Limited choice of haircuts in the Byzantine court.

He wanted to marry her, but there was a law against important people marrying actresses. Justininian got his father, the Emperor, to CHANGE THE LAW. What was so amazing about her to drive him to do this? We don’t know, but history proved she was worth the effort.

In 532AD, riots in Constantinople threatened to topple Justinian from the throne. A huge crowd gathered in the Hippodrome ready to crown a new emperor and storm the palace. Justinian was ready to flee. Theodora was having none of it.

It was the political power of one of the chariot-racing factions that threatened to topple Justinian

It was the political power of one of the chariot-racing factions that threatened to topple Justinian

She told her husband "Those who have worn the crown should never survive its loss. Never will I see the day when I am not saluted as empress." Steeled by his wife’s words, Justinian came up with a plan, and bribed half the rebels, who slunk away with the money. His troops slaughtered the rest.

He went on the conquer vast new territories, with Theodora ruling in his place while he was on his travels. Many officials resented her authority, but she put them in their place, forcing them the prostrate themselves and kiss their own feet.

She fought corruption, promoted new (good) generals and oversaw construction of the spectacular Hagia Sophia cathedral – the largest building in the world at that time. When the Pope (Silverius) refused to obey one of her orders, she had him replaced.

The Hagia Sophia still dominates the skyline of Istanbul

The Hagia Sophia still dominates the skyline of Istanbul

When she died, Justinian was distraught at the loss of his co-regent. She was buried in the Church of the Holy Apostles which stood for a thousand years before the empire fell, and it was demolished by the city’s new rulers.

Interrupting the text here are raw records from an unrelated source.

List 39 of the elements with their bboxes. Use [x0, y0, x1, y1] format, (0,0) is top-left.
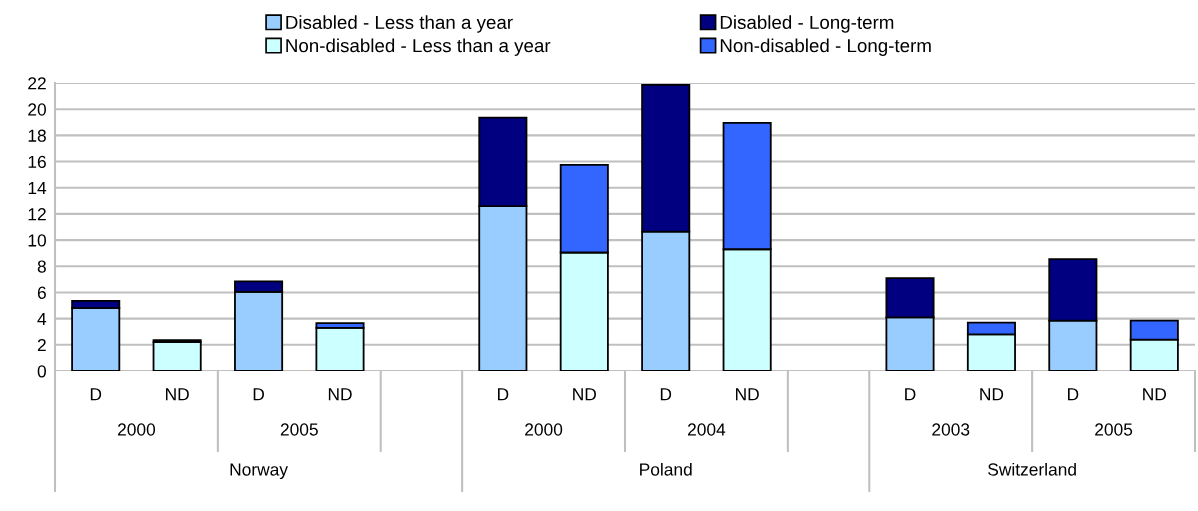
- text: Switzerland: [988, 462, 1076, 476]
- text: 2005: [1095, 423, 1133, 436]
- y-tick-label: 0: [37, 365, 46, 378]
- y-tick-label: 12: [28, 208, 46, 221]
- text: Poland: [640, 462, 692, 476]
- y-tick-label: 6: [37, 286, 46, 299]
- legend-label: Disabled - Long-term: [720, 15, 894, 33]
- text: 2000: [117, 423, 156, 436]
- bar: [152, 341, 202, 371]
- x-tick-label: D: [905, 388, 916, 401]
- bar: [315, 326, 365, 371]
- text: 2000: [525, 423, 563, 436]
- legend-label: Disabled - Less than a year: [286, 15, 513, 33]
- x-tick-label: D: [1068, 388, 1079, 401]
- x-tick-label: ND: [328, 388, 352, 401]
- text: 2004: [687, 423, 726, 436]
- y-tick-label: 22: [28, 77, 46, 90]
- text: 2005: [280, 423, 318, 436]
- x-tick-label: D: [660, 388, 672, 401]
- x-tick-label: D: [253, 388, 265, 401]
- x-tick-label: D: [90, 388, 102, 401]
- legend-label: Non-disabled - Long-term: [720, 38, 931, 56]
- text: Norway: [230, 463, 288, 480]
- x-tick-label: ND: [1143, 388, 1166, 401]
- x-tick-label: ND: [166, 388, 189, 401]
- x-tick-label: ND: [980, 388, 1004, 401]
- y-tick-label: 18: [28, 129, 46, 142]
- y-tick-label: 2: [37, 338, 46, 352]
- text: 2003: [932, 423, 970, 436]
- y-tick-label: 14: [28, 182, 47, 195]
- y-tick-label: 4: [37, 312, 47, 325]
- y-tick-label: 20: [28, 103, 46, 116]
- y-tick-label: 10: [28, 234, 46, 247]
- x-tick-label: ND: [573, 388, 596, 401]
- y-tick-label: 16: [28, 155, 46, 169]
- x-tick-label: ND: [736, 388, 759, 401]
- legend-label: Non-disabled - Less than a year: [286, 38, 551, 56]
- y-tick-label: 8: [37, 260, 46, 273]
- x-tick-label: D: [498, 388, 509, 401]
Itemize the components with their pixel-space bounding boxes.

But her legacy lives on ins surprising ways. The Hagia Sophia still stands, and even finds its way in games like Assassin’s creed.

Not my kind of game, unfortunately, but I can still enjoy the art.

Not my kind of game, unfortunately, but I can still enjoy the art.

Or if you happen to catch 'Taken' when it's being repeated on TV or Netflix, take a moment to pause during that incredible rooftop chase, and think about the life of a truly remarkable woman…

The sun sets over Theodora’s incredible legacy.

The sun sets over Theodora’s incredible legacy.